Karl May
©Karl May Museum Radebeul

Der falsche Doktor

Nicht immer zeugt das magische Kürzel „Dr.“ vor dem Namen von ehrlicher wissenschaftlicher Arbeit. Mancher Titel ist erschlichen oder auch gekauft. Doch der Druck auf die Unehrlichen steigt

von Joachim Schüring

Karl May log, dass sich die Balken bogen. Wenn er vor großem Publikum sprach, zeigte er stolz die Narben, die er sich angeblich beim Kampf mit einem Bären in Amerika zugezogen hatte. In Amerika, wo er in Wahrheit bis dahin nie gewesen war! Er behauptete, 1200 Sprachen zu beherrschen, ja sogar, dass er selbst Old Shatterhand sei. Bei einer Schweige­minute für seinen Freund Winnetou brach er glaub­haft echt in Tränen aus. Karl May war ein Meister der Selbst­inszenierung, was man einem erfolg­reichen Autor von Abenteuer­­romanen ja auch nicht übel­nehmen müsste.

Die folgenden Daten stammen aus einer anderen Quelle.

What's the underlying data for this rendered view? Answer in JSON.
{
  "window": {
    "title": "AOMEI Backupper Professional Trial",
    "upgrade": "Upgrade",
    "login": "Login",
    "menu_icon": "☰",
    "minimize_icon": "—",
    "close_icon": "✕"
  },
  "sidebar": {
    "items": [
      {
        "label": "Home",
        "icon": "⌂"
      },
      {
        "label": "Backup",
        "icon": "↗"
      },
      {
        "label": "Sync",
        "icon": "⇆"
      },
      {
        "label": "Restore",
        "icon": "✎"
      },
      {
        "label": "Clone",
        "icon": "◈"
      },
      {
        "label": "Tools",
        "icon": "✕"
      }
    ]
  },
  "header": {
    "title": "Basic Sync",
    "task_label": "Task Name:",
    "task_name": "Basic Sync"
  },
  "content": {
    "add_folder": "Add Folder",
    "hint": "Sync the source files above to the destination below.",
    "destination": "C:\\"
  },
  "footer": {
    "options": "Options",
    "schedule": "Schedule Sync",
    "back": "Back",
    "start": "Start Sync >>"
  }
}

Übel nahm man ihm seine Hochstapelei am Ende aber doch – nämlich als Karl May, der nie eine Universität besucht hatte, sich ständig als „Dr. Karl May“ vorstellte. „May, der offenbar in seiner eigenen Welt lebte, recht­fertigte sich mit Ehrungen, die ihm in China ­zuteil geworden seien und die weit über einem Doktor­titel stünden“, erklärt der Historiker Ulrich Rasche von der Akademie der Wissenschaften zu Göttingen.

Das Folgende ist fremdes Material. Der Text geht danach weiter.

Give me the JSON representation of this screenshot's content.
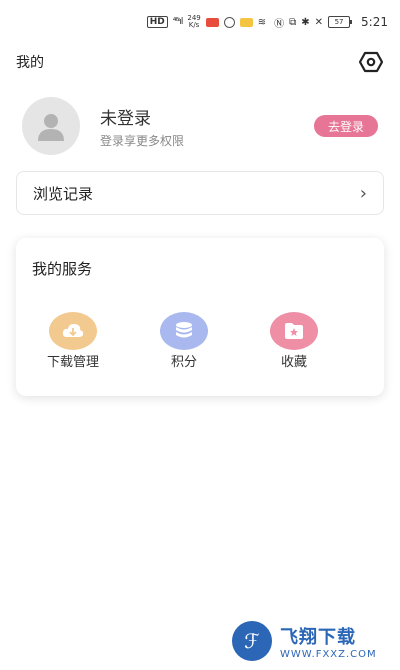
{
  "status_bar": {
    "hd": "HD",
    "signal": "⁴⁶ᶦıl",
    "speed_value": "249",
    "speed_unit": "K/s",
    "battery": "57",
    "time": "5:21"
  },
  "header": {
    "title": "我的",
    "settings_icon": "hexagon-settings-icon"
  },
  "profile": {
    "username": "未登录",
    "subtitle": "登录享更多权限",
    "login_button": "去登录",
    "login_color": "#e77596"
  },
  "history": {
    "label": "浏览记录",
    "chevron": "›"
  },
  "services": {
    "title": "我的服务",
    "items": [
      {
        "label": "下载管理",
        "icon": "download-icon",
        "color": "#f2c98f"
      },
      {
        "label": "积分",
        "icon": "database-icon",
        "color": "#a9b8ef"
      },
      {
        "label": "收藏",
        "icon": "folder-star-icon",
        "color": "#ef8fa6"
      }
    ]
  },
  "watermark": {
    "main": "飞翔下载",
    "sub": "WWW.FXXZ.COM"
  }
}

Weil dem Schriftsteller das immer wieder hämische Kritik, vor allem aber Ärger mit den Behörden ein­trug, kümmerte sich schließlich seine Frau um die ­Angelegen­heit. Sie kaufte ihm 1902 in Amerika ein ­ordentliches Ehren­doktor­diplom. Jetzt hatte er eine richtige Urkunde – ausgestellt von der „Universitas Germana-Americana“ in Chicago –, auf der auch das Thema seiner „Dissertation“ stand: „Im Reiche des silbernen Löwen“ (damals war gerade der dritte von vier Bänden dieser literarisch durchaus bedeutsamen ­Reiseerzählung erschienen).

Als ihm auch die Führung dieses Titels offiziell untersagt wurde, gab sich May, so schreibt ­Rasche, kurzerhand als seine eigene Schwieger­mutter aus, um ­unerkannt Erkundigungen in Chicago einzuziehen. Bei jener Universität, so fand der eitle Autor schließlich enttäuscht heraus, handelte es sich lediglich um eine Brief­kasten­firma eines Barbiers, der Hunderte von akademischen ­Titeln verkaufte.

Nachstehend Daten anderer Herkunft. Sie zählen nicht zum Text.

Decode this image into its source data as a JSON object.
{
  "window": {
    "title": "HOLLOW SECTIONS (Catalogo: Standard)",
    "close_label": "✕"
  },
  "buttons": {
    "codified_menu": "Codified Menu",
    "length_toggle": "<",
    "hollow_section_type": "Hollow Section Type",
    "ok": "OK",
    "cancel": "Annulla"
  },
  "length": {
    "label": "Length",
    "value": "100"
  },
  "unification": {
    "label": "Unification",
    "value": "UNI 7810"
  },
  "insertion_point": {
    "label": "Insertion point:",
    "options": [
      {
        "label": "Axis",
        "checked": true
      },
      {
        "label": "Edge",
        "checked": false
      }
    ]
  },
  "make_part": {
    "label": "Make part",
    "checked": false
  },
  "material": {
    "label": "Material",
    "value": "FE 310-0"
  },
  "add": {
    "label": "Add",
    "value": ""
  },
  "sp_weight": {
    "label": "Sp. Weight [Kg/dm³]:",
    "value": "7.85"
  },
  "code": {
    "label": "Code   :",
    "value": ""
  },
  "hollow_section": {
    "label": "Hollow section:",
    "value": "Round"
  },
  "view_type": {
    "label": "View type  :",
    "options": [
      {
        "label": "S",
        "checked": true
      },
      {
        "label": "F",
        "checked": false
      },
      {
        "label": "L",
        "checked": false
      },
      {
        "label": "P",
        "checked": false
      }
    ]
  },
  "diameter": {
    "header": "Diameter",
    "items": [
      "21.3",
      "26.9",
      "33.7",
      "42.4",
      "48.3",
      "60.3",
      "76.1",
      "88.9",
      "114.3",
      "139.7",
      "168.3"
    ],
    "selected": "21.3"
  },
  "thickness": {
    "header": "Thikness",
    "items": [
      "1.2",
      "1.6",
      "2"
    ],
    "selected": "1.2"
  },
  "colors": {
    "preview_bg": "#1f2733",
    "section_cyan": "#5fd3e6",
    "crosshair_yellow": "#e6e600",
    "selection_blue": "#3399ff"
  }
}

Wäre Karl May doch nur einige Jahrzehnte früher geboren worden. Dann hätte er sich im Dresdner Anzeiger nicht fragen lassen müssen, ob er seinen Titel wohl „von der Universität der Comanchen“ ­erhalten habe. Denn vor allem im 19. Jahr­hundert reichte, wie Rasche ausführt, für die Doktor­würde in vielen Fällen lediglich der Nachweis eines sechs­­semestrigen Studiums und eine kurze mündliche Prüfung. Das ganze Verfahren konnte sogar per Post abgewickelt werden. „Tausende von deutschen ‚Doktoren‘ des 19. Jahr­hunderts haben diejenige­ ­Universität, die sie promoviert hat, nie betreten.“

Die Universität Jena machte den Titelhandel quasi zu ihrem Kern­geschäft. Dem dort lehrenden National­ökonomen Bruno Hildebrand (1812 –1878) zufolge vergab in der Zeit von 1832 bis 1865 allein die Philosophische Fakultät 1867 Doktor­titel – abgesehen von 19 Fällen alle „in absentia“, in Abwesenheit also. Als Gießen einen Bahnhof bekam, stieg auch die dortige Universität in den Kreis der lukrativ produzierenden Doktoren­fabriken auf. „Zu Hunderten sind dort ­Kandidaten mit dem Zug angereist, um sich innerhalb ­eines Tages ohne Dissertation und lediglich aufgrund einer kurzen niveaulosen mündlichen Prüfung mit ­einem Doktor­diplom zu versorgen“, berichtet Rasche.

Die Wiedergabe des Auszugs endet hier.